Sometimes our silence seems like a good thing to us. We making a thing of our silence because we don't want to lose it, change it or cut off the benefits from it. This happens when we experience the payoffs of our silence in vibrant systems such as:

  • two way conversations that thrive on careful listening
  • getting more from someone with expertise by showing them respectful silence
  • tuning into the situation to realize what is missing, what can be done and what's overdone that needs some neglect
  • becoming receptive to inspirations and insights that come to a quiet mind and mouth


In these vibrant systems, our silence seems like a good thing to all participants.
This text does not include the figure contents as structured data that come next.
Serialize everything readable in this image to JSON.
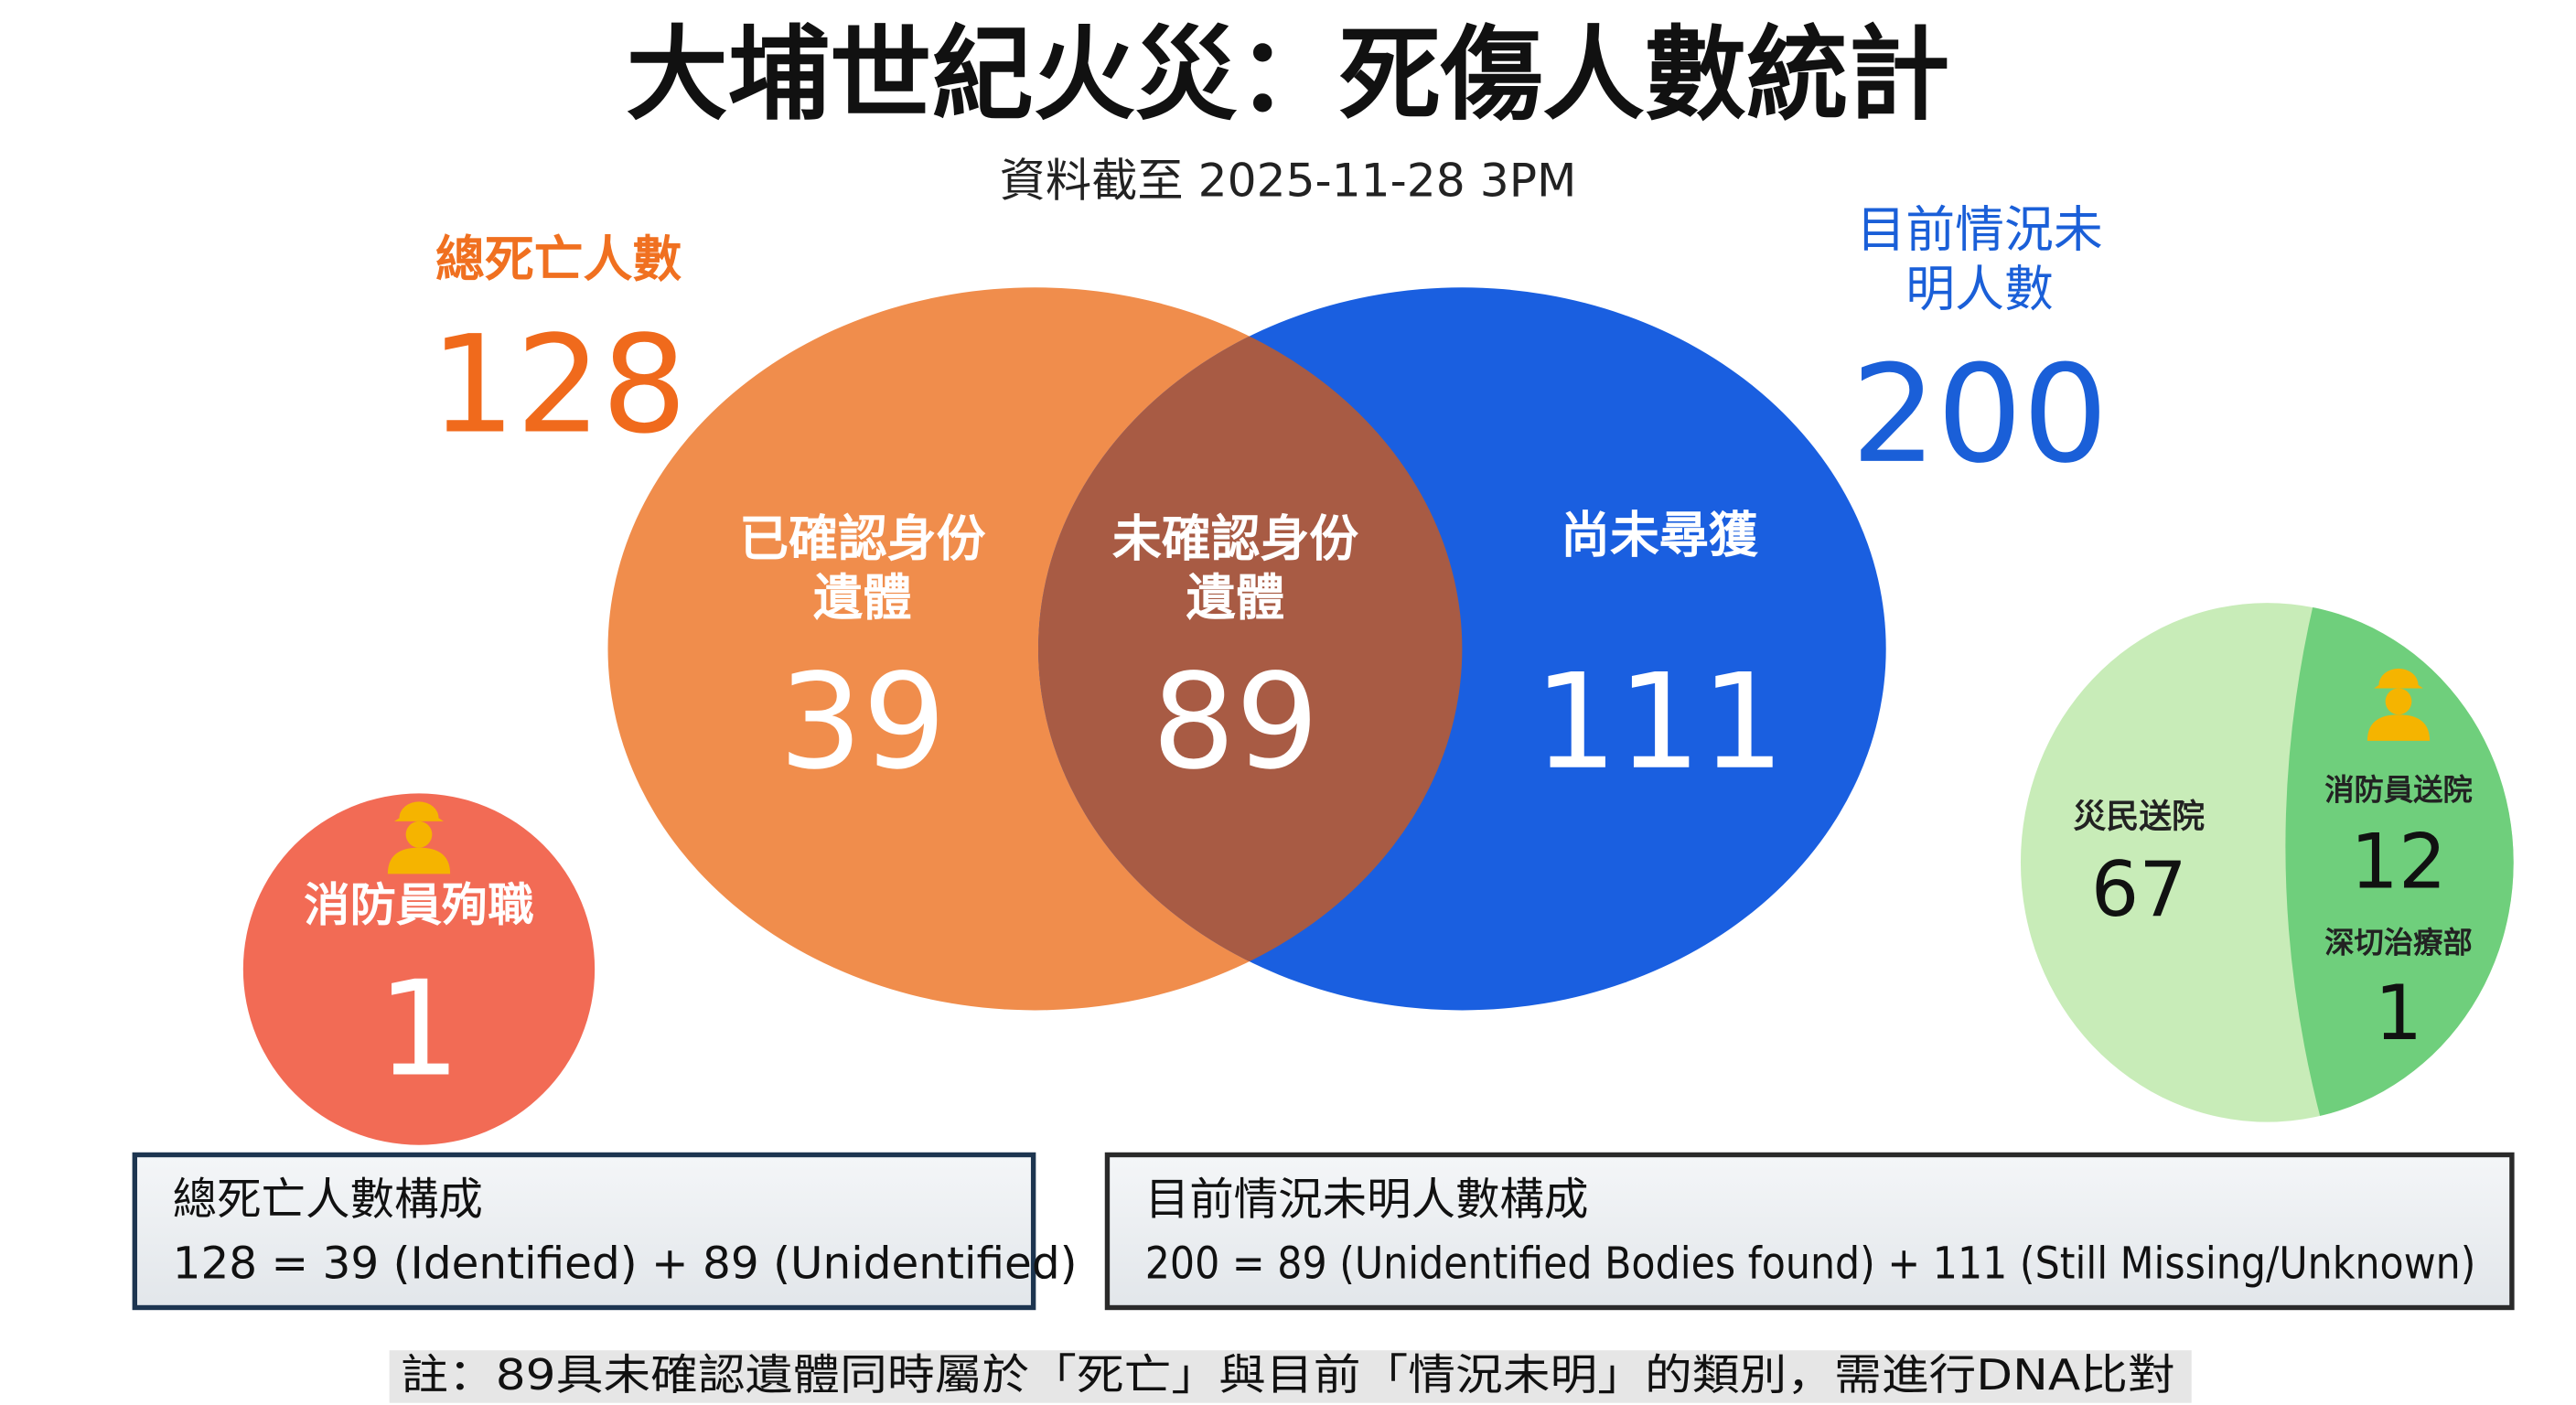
{
  "header": {
    "title": "大埔世紀火災：死傷人數統計",
    "subtitle": "資料截至 2025-11-28 3PM"
  },
  "venn": {
    "left": {
      "label": "總死亡人數",
      "total": 128
    },
    "right": {
      "label_lines": [
        "目前情況未",
        "明人數"
      ],
      "total": 200
    },
    "regions": [
      {
        "label_lines": [
          "已確認身份",
          "遺體"
        ],
        "value": 39
      },
      {
        "label_lines": [
          "未確認身份",
          "遺體"
        ],
        "value": 89
      },
      {
        "label_lines": [
          "尚未尋獲"
        ],
        "value": 111
      }
    ]
  },
  "firefighter_deaths": {
    "label": "消防員殉職",
    "value": 1
  },
  "hospitalized": {
    "residents": {
      "label": "災民送院",
      "value": 67
    },
    "firefighters": {
      "label": "消防員送院",
      "value": 12
    },
    "icu": {
      "label": "深切治療部",
      "value": 1
    }
  },
  "boxes": [
    {
      "title": "總死亡人數構成",
      "formula": "128 = 39 (Identified) + 89 (Unidentified)"
    },
    {
      "title": "目前情況未明人數構成",
      "formula": "200 = 89 (Unidentified Bodies found) + 111 (Still Missing/Unknown)"
    }
  ],
  "footnote": "註：89具未確認遺體同時屬於「死亡」與目前「情況未明」的類別，需進行DNA比對"
}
It's expected our voice will be equally good judging from how we opt for silence on occasion . We participate in these systems by balancing our:

  • silence and voice,
  • interest in others and expressions of self interest
  • respect for others and respect for ourselves
  • listening in conversations and listening in stillness within

In the remaining times, our silence does not seem like a thing at all. Silence is found between things which are relatively insignificant. Silencing is a process of changing, mediating, adapting, reversing and advancing dynamics. Silence transforms excessive communication and expression. Silence brings balance, context, perspective and space to what was isolated, unrelated or objectified. Silence and expression go hand in hand, in reciprocal arrangements of mutual accommodation. Silencing oneself creates the space for others to express themselves until their silencing comes full circle.

Enuf said. Enjoy the silence that follows.